Acabo de llegar de un largo viaje. Vengo de Caracas. Debo continuar hacia Calabozo pero me detendré por hoy aquí en San Juan de los Morros.
Entré a esta posada encantadora traspasando el umbral de estos viejos portones coloniales. Me siento a descansar, abanicandome con mi sombrero blanco.
Este patio, rodeado de frescos corredores, hermosas columnas y gente afable, está sembrado de verdes plantas y arbustos que brillan bajo el sol del llano.
Más arriba, por encima de las tejas, la fronda de los samanes de la plaza, y mucho más allá, esa formación rocosa a la que aquí llaman los morros, y más arriba un cielo azul purísimo.

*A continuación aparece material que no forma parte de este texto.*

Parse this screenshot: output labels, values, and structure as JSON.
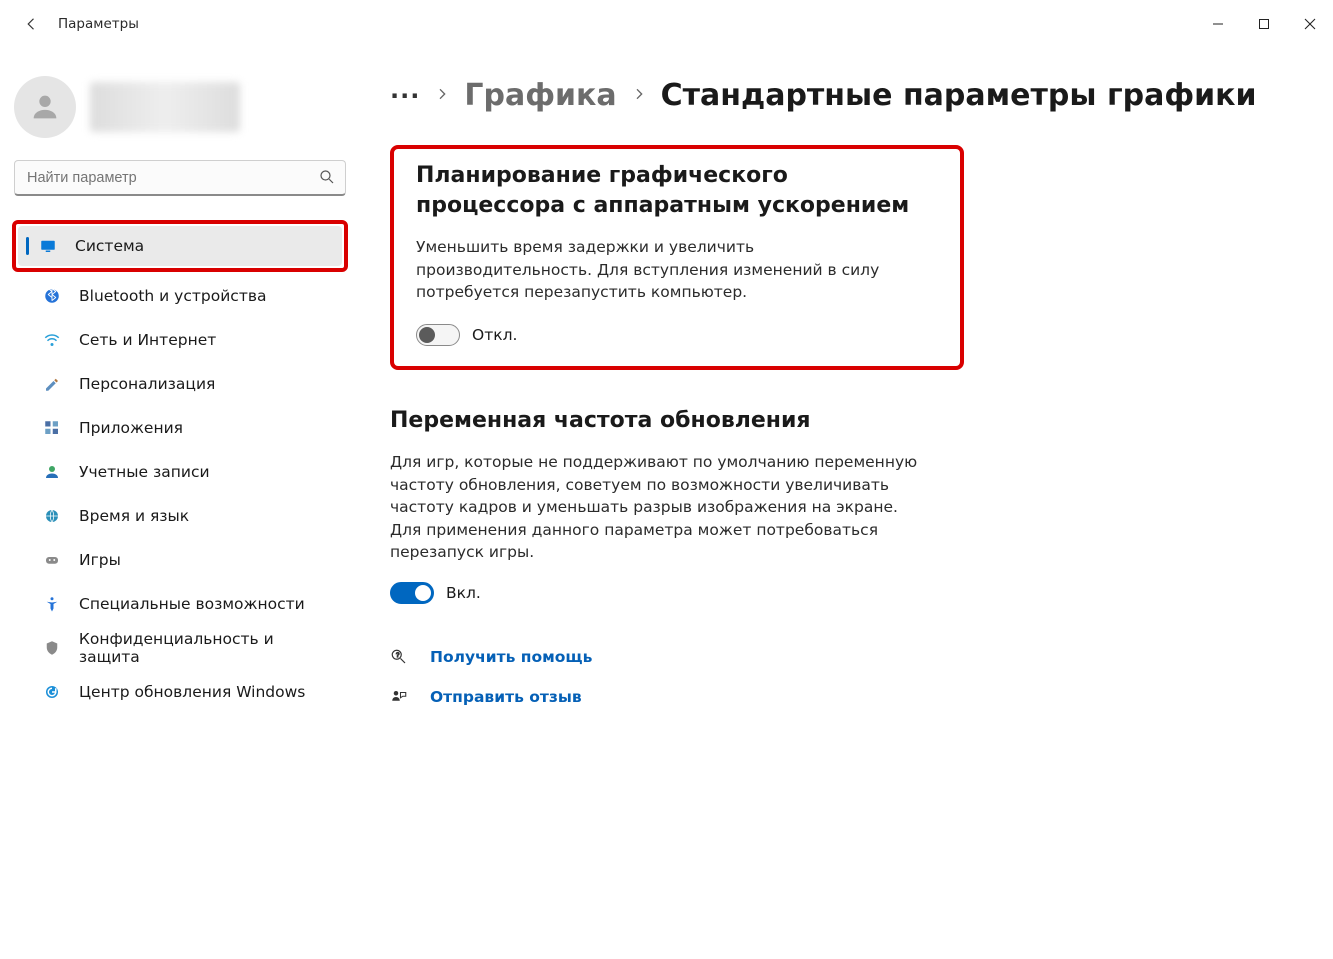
{
  "window": {
    "title": "Параметры"
  },
  "search": {
    "placeholder": "Найти параметр"
  },
  "sidebar": {
    "items": [
      {
        "label": "Система",
        "selected": true,
        "highlighted": true
      },
      {
        "label": "Bluetooth и устройства"
      },
      {
        "label": "Сеть и Интернет"
      },
      {
        "label": "Персонализация"
      },
      {
        "label": "Приложения"
      },
      {
        "label": "Учетные записи"
      },
      {
        "label": "Время и язык"
      },
      {
        "label": "Игры"
      },
      {
        "label": "Специальные возможности"
      },
      {
        "label": "Конфиденциальность и защита"
      },
      {
        "label": "Центр обновления Windows"
      }
    ]
  },
  "breadcrumb": {
    "dots": "···",
    "part1": "Графика",
    "current": "Стандартные параметры графики"
  },
  "section_gpu": {
    "title": "Планирование графического процессора с аппаратным ускорением",
    "desc": "Уменьшить время задержки и увеличить производительность. Для вступления изменений в силу потребуется перезапустить компьютер.",
    "toggle_label": "Откл.",
    "toggle_on": false
  },
  "section_vrr": {
    "title": "Переменная частота обновления",
    "desc": "Для игр, которые не поддерживают по умолчанию переменную частоту обновления, советуем по возможности увеличивать частоту кадров и уменьшать разрыв изображения на экране. Для применения данного параметра может потребоваться перезапуск игры.",
    "toggle_label": "Вкл.",
    "toggle_on": true
  },
  "links": {
    "help": "Получить помощь",
    "feedback": "Отправить отзыв"
  }
}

Al poco tiempo comienzo a cabecear, dominado por el cansancio y el sueño, mientras oigo rumores de provincias…
Estoy en una pesada duermevela cuando noto que una joven me hace señas para que me acerque.
Me levanté y me dirigí a ella… y de repente me encontré frente a una taquilla en el banco Banesco. “¿Qué desea señor?” me preguntó una joven bien vestida.
Porque, de alguna manera que no alcanzo a comprender, el tiempo-espacio se descoyuntó aparatosamente en fracción de segundos y heme aquí, venido de la década de los cuarenta del siglo XX a este 2020 del siglo XXI.